Luk'janov ha frequentato la facoltà di legge all'Università Statale di Mosca, dove ha conosciuto Mikhail Gorbacev. Da studente universitario è entrato a far parte del Komsomol, l'organizzazione giovanile comunista. Nel 1953 ha conseguito la laurea in legge e nel 1955 è entrato a far parte del PCUS.

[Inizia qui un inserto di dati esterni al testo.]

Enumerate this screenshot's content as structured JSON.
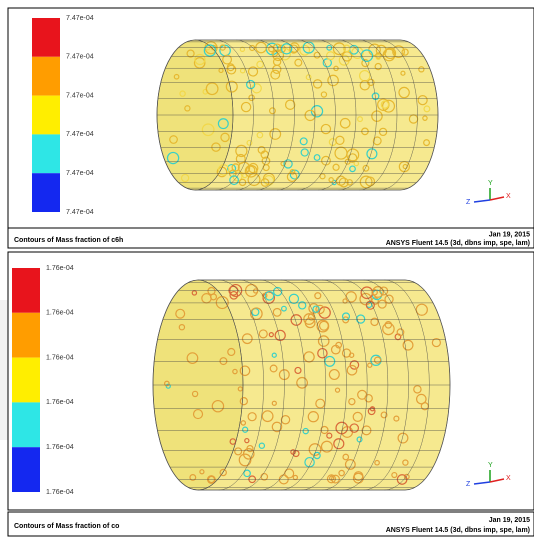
{
  "panels": [
    {
      "legend_labels": [
        "7.47e-04",
        "7.47e-04",
        "7.47e-04",
        "7.47e-04",
        "7.47e-04",
        "7.47e-04"
      ],
      "caption": "Contours of Mass fraction of c6h",
      "date": "Jan 19, 2015",
      "software": "ANSYS Fluent 14.5 (3d, dbns imp, spe, lam)",
      "triad": {
        "y": "Y",
        "z": "Z",
        "x": "X"
      }
    },
    {
      "legend_labels": [
        "1.76e-04",
        "1.76e-04",
        "1.76e-04",
        "1.76e-04",
        "1.76e-04",
        "1.76e-04"
      ],
      "caption": "Contours of Mass fraction of co",
      "date": "Jan 19, 2015",
      "software": "ANSYS Fluent 14.5 (3d, dbns imp, spe, lam)",
      "triad": {
        "y": "Y",
        "z": "Z",
        "x": "X"
      }
    }
  ]
}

Dal 1956 al 1961 ha svolto l'attività di consulente legale del Consiglio dei Ministri; dal 1961 al 1976 ha lavorato per il Soviet Supremo dell'Unione Sovietica e dal 1976 al 1988 ha lavorato nell'apparato del PCUS. Nel 1987 è stato nominato segretario del Comitato Centrale del PCUS, nel settembre 1988 è diventato membro supplente del Politburo e nell'ottobre dello stesso anno primo vicepresidente del Praesidium del Soviet Supremo dell'Unione Sovietica. Nel 1989 è diventato vicepresidente del Soviet Supremo dell'URSS e nel marzo 1990 è stato eletto presidente dello stesso Soviet Supremo. Il 29 agosto del 1991 è stato arrestato con l'accusa di complicità nel colpo di stato sovietico del 1991 e sospeso dalla carica di presidente del Soviet Supremo, ma ha negato il suo coinvolgimento nell'accaduto. Dopo qualche mese di carcere è stato liberato e successivamente amnistiato. Nel 1993 ha fondato insieme a Gennadij Zjuganov il Partito Comunista della Federazione Russa. presentatosi alle elezioni, è stato eletto deputato alla Duma nel 1993, 1995 e 1999. Nel 2003 non ha partecipato alle elezioni ed è entrato a far parte del consiglio di amministrazione di una compagnia chiamata OEG Petroservis.

Oltre ad avere svolto attività politica, Luk'janov ha pubblicato alcuni libri di poesia sia con il suo nome che con gli pseudonimi Osenev e Dneprov.